Montgomery school board approves $250,000 salary for new superintendent
Starr's compensation puts him on par with New York, Los Angeles chiefs
The next superintendent of Montgomery County Public Schools will earn $250,000 in annual salary, in the same league as school chiefs in New York City and Los Angeles, under the terms of a four-year contract approved Tuesday by the Board of Education.
Joshua P. Starr, currently the superintendent in Stamford, Conn., also could earn salary increases based on annual evaluations that include specific performance goals for the school system such as student achievement. By Oct. 1, Starr and the school board are expected to agree on the goals. The goals and objectives are intended to be made part of the contract, and then made public.
A facilitator for helping to determine performance goals and other parts of Starr's evaluation is part of the contract, but was not mentioned in the contract outgoing Superintendent of Schools Jerry D. Weast signed with the school board in 1999.
The board also "presumed" it will give Starr annual salary increases, taking into account the performance goals, "fiscal realities" and salary increases given to other school system employees. Starr also will receive $35,000 in annual deferred compensation and $18,750 annually toward his retirement, as well as medical, dental and life insurance. For "technology support," he will receive a personal computer or laptop, a Blackberry or an iPhone, software, and a telefax/printer machine.
In addition to receiving a vehicle for both business and personal purposes, Starr also is entitled to reimbursement for "reasonable out-of-pocket" expenses, and is required to submit a monthly expense report to the school board president. He also can receive up to $30,000 in relocation expenses.
"It (the contract) really sets the tone and paves the way for a very productive working relationship," said board Vice President Shirley Brandman (At large) of Bethesda before the contract was approved in a 7-0 vote.
The contract stipulates that Starr can hold outside employment as superintendent with school board approval. Janis Sartucci, a frequent school system critic and member of the advocacy group Parents' Coalition of Montgomery County, questioned whether Starr would spend too much time trying sell the school system's image.
"Do we need someone to sell the brand, or do we need someone to run the school system?" she said.
Starr was selected April 25 as the system's next superintendent. Since 2005, he has led the 15,500-student, 20-school system in Stamford. He also has worked in the New York City Department of Education.
Starr's salary is higher than Weast's initial base salary in 1999 of $237,000, plus cost-of-living increases. However, amendments to Weast's contract in subsequent contract negotiations, such as the extension of a life insurance policy from 2007 to 2022 for $400,000 worth of coverage, have increased the value of his contract.
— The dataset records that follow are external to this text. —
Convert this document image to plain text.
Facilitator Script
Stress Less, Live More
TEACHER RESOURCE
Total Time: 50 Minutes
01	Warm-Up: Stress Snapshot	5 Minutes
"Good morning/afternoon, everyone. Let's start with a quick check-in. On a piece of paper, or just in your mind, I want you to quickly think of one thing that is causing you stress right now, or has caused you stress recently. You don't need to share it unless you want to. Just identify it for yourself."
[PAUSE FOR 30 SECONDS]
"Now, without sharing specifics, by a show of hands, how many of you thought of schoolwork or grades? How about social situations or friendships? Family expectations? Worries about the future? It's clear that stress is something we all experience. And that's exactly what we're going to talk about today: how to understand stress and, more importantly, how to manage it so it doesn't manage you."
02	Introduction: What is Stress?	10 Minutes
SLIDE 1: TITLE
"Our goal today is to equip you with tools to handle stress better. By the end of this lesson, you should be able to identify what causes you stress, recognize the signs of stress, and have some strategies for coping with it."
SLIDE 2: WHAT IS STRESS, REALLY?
Weast's last day as superintendent is June 30.
In what was seen as a formality, Maryland State Superintendent of Schools Nancy S. Grasmick gave her official approval to Starr's selection prior to the board's contract approval.
The average superintendent's salary in Maryland is about $196,000, according to information from the Maryland State Department of Education for the 2010-2011 school year. Among the state's 24 school systems, the highest-paid superintendent is Joe Hairston, who makes $307,000 running Baltimore County Public Schools. Superintendents negotiate their salaries individually with their school boards.
Prince George's County Public Schools Superintendent William R. Hite Jr. makes $250,000 in salary, the department reported, while Howard County's superintendent, Sydney Cousin, has a salary of $265,000. Henry V. Wagner, superintendent of Dorchester County schools, is making $122,000 in salary this school year, the lowest figure in the state.
Starr's earnings now appear to be on par with superintendents of the largest school systems in the country. The Empire Center for New York State Policy's database of public salaries reported former New York City schools chancellor Joel Klein's annual salary at $250,000, the same amount paid to the superintendent of the Los Angeles Unified School District in 2009-2010, when Ramon Cortines was superintendent, the district's salary chart shows.